Art Davis - né le 5 décembre 1934 à Harrisburg (Pennsylvanie) - n’est pas très connu en Europe. Sans doute parce que, bien que très actif au début des années 60, il s’est progressivement retiré, comme beaucoup de musiciens, dans les orchestres de studio et de musique de films. En 1981, il a obtenu un doctorat de psychologie clinique, d’où son titre « Docteur Art Davis », auquel il tenait particulièrement.
Enfant, il a commencé par étudier le tuba et le piano dans sa ville natale de Harrisburg avant d’adopter la contrebasse, à laquelle il a fini par se consacrer professionnellement après des études classiques très poussées (Manhattan School of Music et la célèbre Julliard School). Ce bagage technique lui a permis de mener de front une double carrière dans des orchestres classiques (NBC Symphony, New York Philharmonic, Los Angeles Philharmonic...) et de jazz.
Il a fait ses véritables débuts en 1958 dans le groupe de Max Roach auquel participait aussi le fugitif trompettiste Booker Little. Sa carrière lui a ensuite permis d’accompagner de grandes figures du jazz : Lena Horne, Dizzy Gillespie, Thelonious Monk, Count Basie, Roland Kirk et quantité d’autres au fil des sessions de studio. Il est un de ceux qui ont côtoyé John Coltrane, dont il fut l’ami et, régulièrement, le contrebassiste.
- Vous avez commencé l’étude de la musique très jeune. D’abord le piano, puis le tuba. Pourquoi le tuba ?
- Art Davis (c) Jérôme Amzallag / So What
Art Davis : Jusqu’à l’âge de seize ans, j’ai un peu laissé la musique de côté. Puis je me suis mis au tuba, simplement parce que c’était à l’époque le seul instrument à ma disposition. Comme j’aime beaucoup les sons graves, j’ai travaillé cet instrument. Puis j’ai participé à des concours, et j’ai même remporté le premier prix de tuba de Pennsylvanie ! L’année suivante je devenais le premier tubiste des universités américaines. Ensuite, en 1951, j’ai décidé de faire une carrière dans la musique, et sur les conseils d’un professeur de la fac, je me suis attaché à la contrebasse.
- Vous êtes réputé pour votre sens de l’harmonie et votre utilisation complète de l’instrument, en particulier dans les aigus.

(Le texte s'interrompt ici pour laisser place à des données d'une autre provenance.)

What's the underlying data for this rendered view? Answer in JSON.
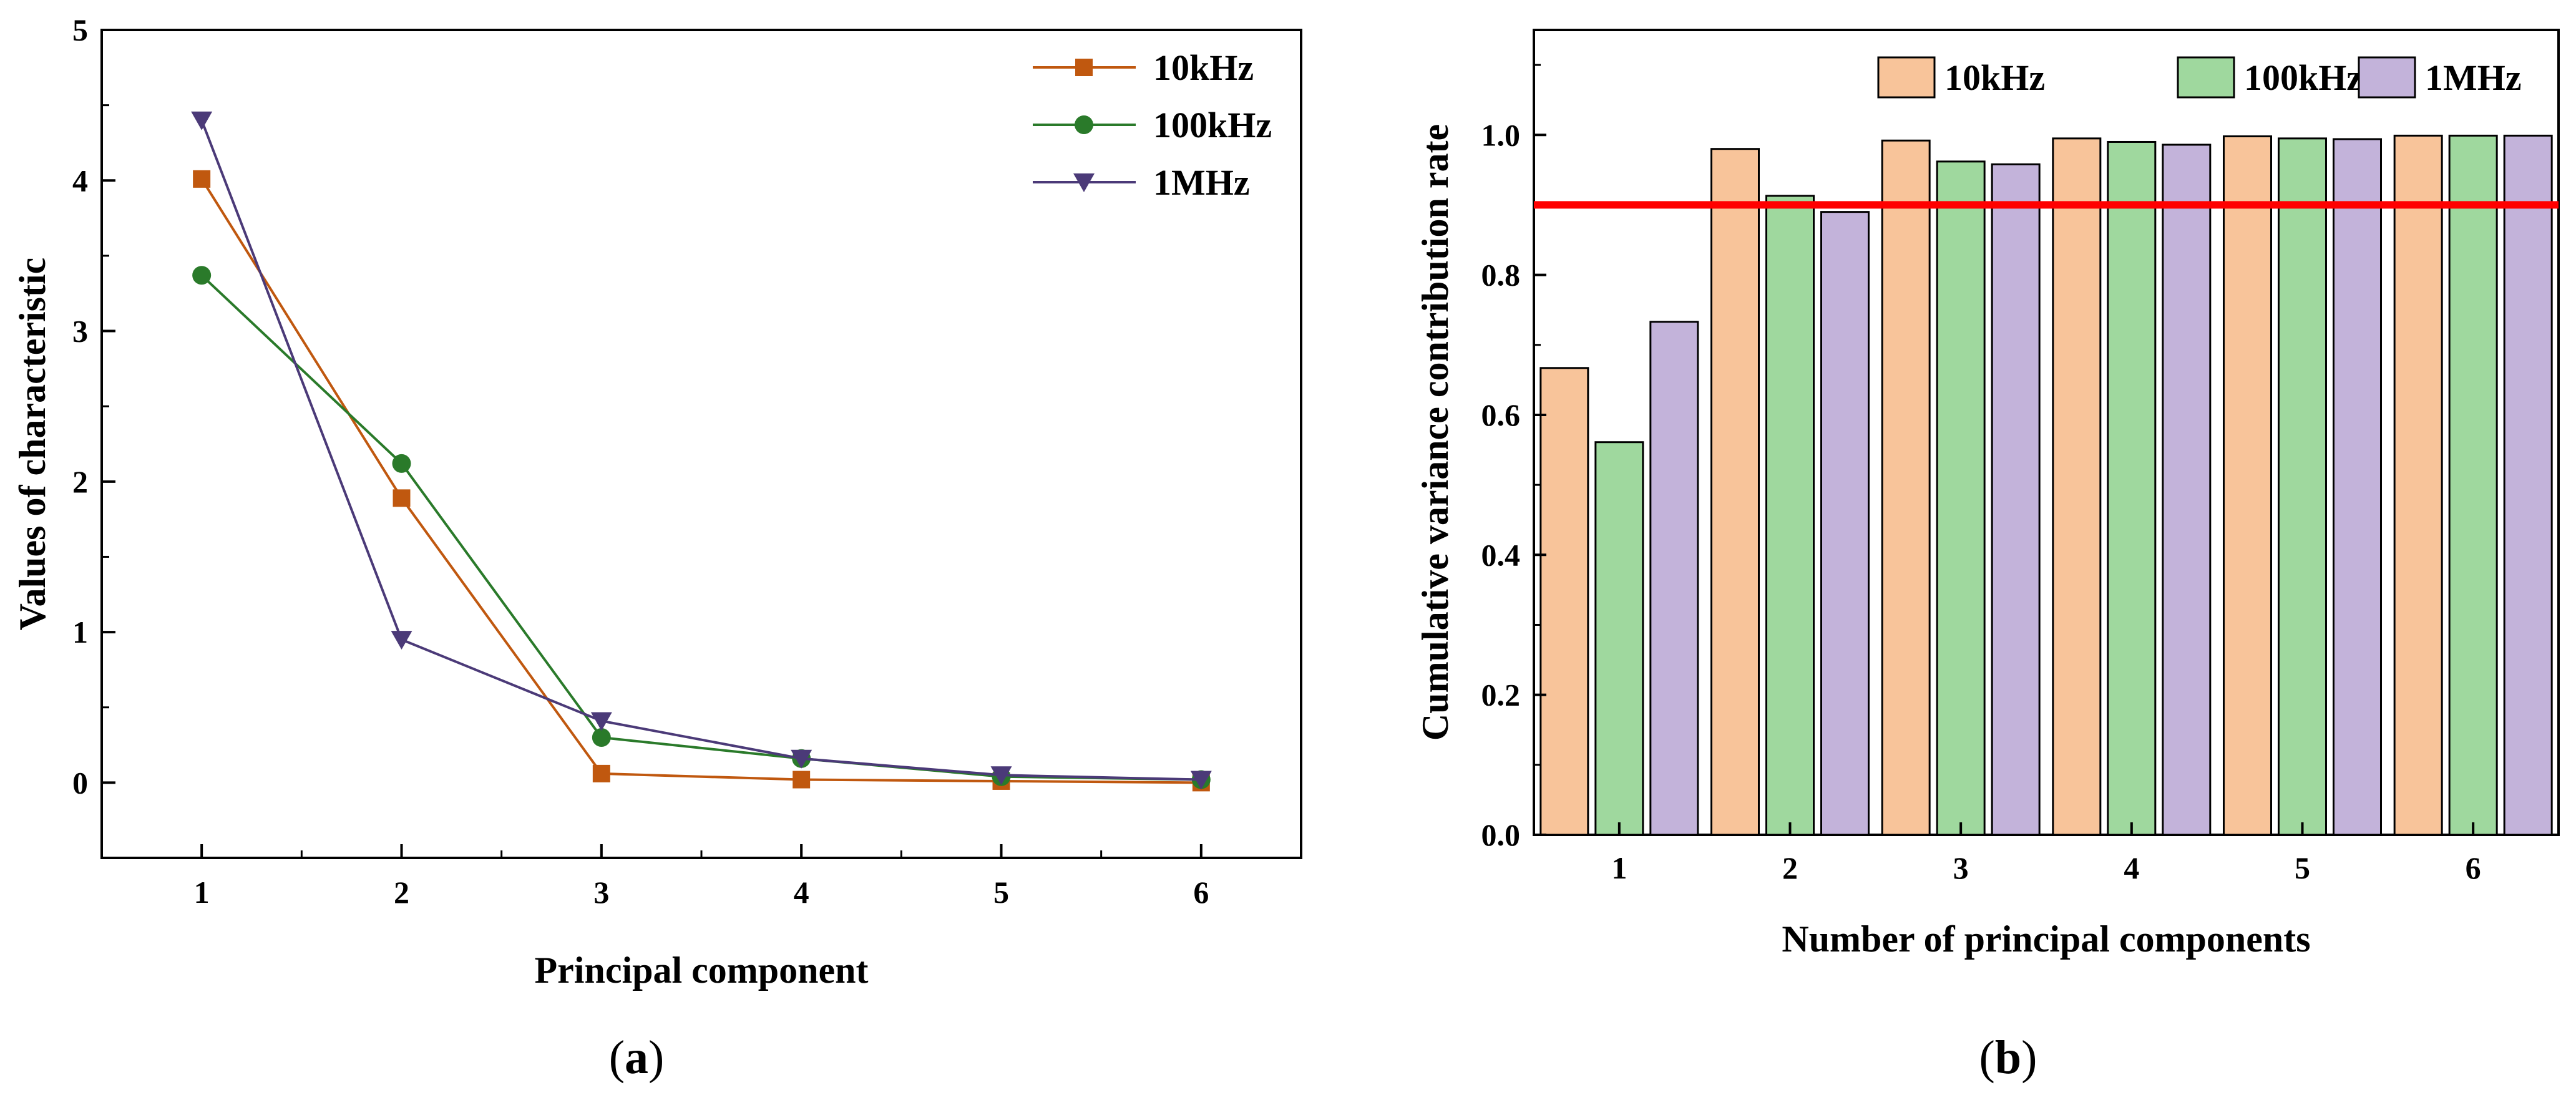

A.D. : Je pense qu’un bassiste doit inspirer le groupe. Il doit proposer aux solistes des harmonies, des impulsions pour leur permettre de réaliser de superbes choses. Je ne pense pas qu’un bassiste puisse se contenter de jouer straight, rigide. Par exemple, sur un 4/4, il ne faut pas proposer uniquement quatre notes par mesure, sur le même rythme. Il faut expérimenter, c’est ce qui fait avancer la musique.
En ce qui concerne l’instrument, pour utiliser toutes ses possibilités sonores, il faut énormément travailler. La contrebasse demande énormément de travail, de force et de précision. Les intervalles sont très fins, il est très fréquent de tomber à côté, de jouer faux. C’est valable aussi à l’archet, où les harmoniques sont fréquentes, ce qui peut déranger les oreilles fines et attentives.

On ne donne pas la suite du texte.